When he went into the dining room the men were either still there or back again. A greying dark haired woman dressed in black was also there, speaking furiously in an undertone to his father-in-law. Boscailo spoke over the top of her in a loud, cheerful tone, “Count Terrence, I’m back!”
“The minotaur returns.” The black dressed woman raised her voice to drip dry voiced sarcasm. “We should all rejoice.” She turned her back on him to start talking to Terrence again.
“Aunt Helena.” Boscailo’s voice stayed loud and cheerful as he walked across the room. “I’ve told you before, I’m not a minotaur, I’ve even had the blood tests, so I just look like one.” He put one hand on her shoulder and turned her around so he could hug her. “I know a couple on the Episcopal Guard. Perhaps I should introduce you so you know what they really look like.”
She shrugged out of his embrace. “How dare you touch me! I am the Countess Strefagi! Terrence, why do you allow this...person in your home?”
“He’s my son-in-law and he was invited,” Terrence said mildly, then added calmly, “You are not the Countess Strefagi, my wife is. You are the Dowager Countess. If you’re going to go throwing your title around, then use the correct one.”

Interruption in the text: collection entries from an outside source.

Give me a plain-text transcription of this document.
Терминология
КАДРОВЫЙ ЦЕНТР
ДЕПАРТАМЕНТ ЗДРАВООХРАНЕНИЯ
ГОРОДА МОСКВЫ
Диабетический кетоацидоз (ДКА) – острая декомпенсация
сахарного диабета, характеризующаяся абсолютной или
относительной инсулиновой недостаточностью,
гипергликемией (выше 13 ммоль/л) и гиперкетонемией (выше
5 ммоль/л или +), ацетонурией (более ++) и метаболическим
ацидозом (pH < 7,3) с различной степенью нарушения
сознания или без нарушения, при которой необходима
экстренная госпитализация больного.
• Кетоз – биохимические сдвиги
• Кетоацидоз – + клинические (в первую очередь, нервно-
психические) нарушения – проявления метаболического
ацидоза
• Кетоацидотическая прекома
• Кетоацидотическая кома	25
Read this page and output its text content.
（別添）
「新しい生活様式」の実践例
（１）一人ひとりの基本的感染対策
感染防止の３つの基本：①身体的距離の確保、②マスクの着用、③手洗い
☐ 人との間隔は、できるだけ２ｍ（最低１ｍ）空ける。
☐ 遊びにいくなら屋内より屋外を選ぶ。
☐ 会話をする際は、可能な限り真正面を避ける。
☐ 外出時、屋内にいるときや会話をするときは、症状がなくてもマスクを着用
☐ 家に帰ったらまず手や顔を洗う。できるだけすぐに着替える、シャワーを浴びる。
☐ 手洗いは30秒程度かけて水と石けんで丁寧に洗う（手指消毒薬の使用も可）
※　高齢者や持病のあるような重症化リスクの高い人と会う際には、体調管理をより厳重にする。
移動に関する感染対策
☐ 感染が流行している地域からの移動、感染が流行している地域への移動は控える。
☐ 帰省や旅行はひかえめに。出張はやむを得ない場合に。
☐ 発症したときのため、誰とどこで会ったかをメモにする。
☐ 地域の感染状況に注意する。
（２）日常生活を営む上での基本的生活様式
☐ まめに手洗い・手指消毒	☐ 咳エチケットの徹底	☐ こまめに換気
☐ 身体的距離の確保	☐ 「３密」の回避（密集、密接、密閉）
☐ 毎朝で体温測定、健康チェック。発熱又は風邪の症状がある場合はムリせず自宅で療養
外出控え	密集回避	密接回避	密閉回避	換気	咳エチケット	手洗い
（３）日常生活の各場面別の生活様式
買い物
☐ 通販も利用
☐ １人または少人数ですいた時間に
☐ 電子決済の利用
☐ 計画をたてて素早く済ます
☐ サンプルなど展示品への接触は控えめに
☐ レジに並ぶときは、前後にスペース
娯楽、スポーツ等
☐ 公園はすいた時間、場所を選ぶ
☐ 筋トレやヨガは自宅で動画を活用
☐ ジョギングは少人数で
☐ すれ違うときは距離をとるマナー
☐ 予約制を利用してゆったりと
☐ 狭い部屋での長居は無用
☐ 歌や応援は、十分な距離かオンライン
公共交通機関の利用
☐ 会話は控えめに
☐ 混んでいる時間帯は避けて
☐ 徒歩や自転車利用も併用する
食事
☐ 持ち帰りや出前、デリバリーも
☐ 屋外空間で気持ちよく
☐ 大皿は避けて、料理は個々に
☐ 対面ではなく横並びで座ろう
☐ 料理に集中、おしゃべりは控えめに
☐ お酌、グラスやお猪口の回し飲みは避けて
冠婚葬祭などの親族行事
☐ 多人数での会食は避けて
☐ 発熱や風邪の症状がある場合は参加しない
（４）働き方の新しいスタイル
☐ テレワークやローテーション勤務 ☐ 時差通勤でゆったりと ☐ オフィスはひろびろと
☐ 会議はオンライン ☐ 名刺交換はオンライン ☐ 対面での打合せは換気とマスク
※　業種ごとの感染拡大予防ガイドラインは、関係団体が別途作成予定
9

“Your sons-in-law are such an interesting collection,” she sounded like she was talking about an undesirable set of museum specimens, “And none of them even a Strefagi.”
“I am fortunate that none of them relies on me for an income – they are all their own men,” Terrence returned calmly. “My daughters have all chosen well.” He gave Boscailo an odd look. “Perhaps better than I had appreciated.”
“That is as may be,” she cut back, “But we still have to decide what the Strefagii are going to do about this ‘offer’ from the Desideri.”
“I have already made my decision and sent out my orders, Helena,” Terrence said firmly, “There is nothing left to decide.”
“Nonsense,” Helena spoke as if she were correcting a child, “You haven’t consulted with your councillors – we’ve all more experience than you. When you’ve done that, you can replace those interesting,” she winced slightly, “Interim instructions you issued with something more informed and permanent.”
Terrence’s face turned to stone. “You seem to be under the impression that the Strefagii are a democracy in which you have a vote or that you have a voice in my councils.” In a crushing, almost dismissive, tone he finished, “You have neither.”
“I have been a member of the advisory council since your father’s death,” she hit back, furious, “I have advised every Count since then. Your need me.”
“Given our fortunes since my father’s death, that is hardly a recommendation, Helena.” Terrence was furiously angry and it seemed that Helena was the only person in the room who couldn’t see it.
As she was opening her mouth again, Boscailo cut in with, “If this is becoming a discussion of Strefagii business, I have to leave. May I discuss the matter of my sister-in-law before I go?”
“Please do,” Terrance said gratefully. “I would be glad to return to this meeting's original purpose.”
“Very well,” Boscailo took a deep breath.
“We need to settle this now,” Helena interrupted. “The girl is unimportant in the bigger scheme of things.” She gave a dismissive wave. “Write her off, flog the boy. Have done with it. Move on with our business.”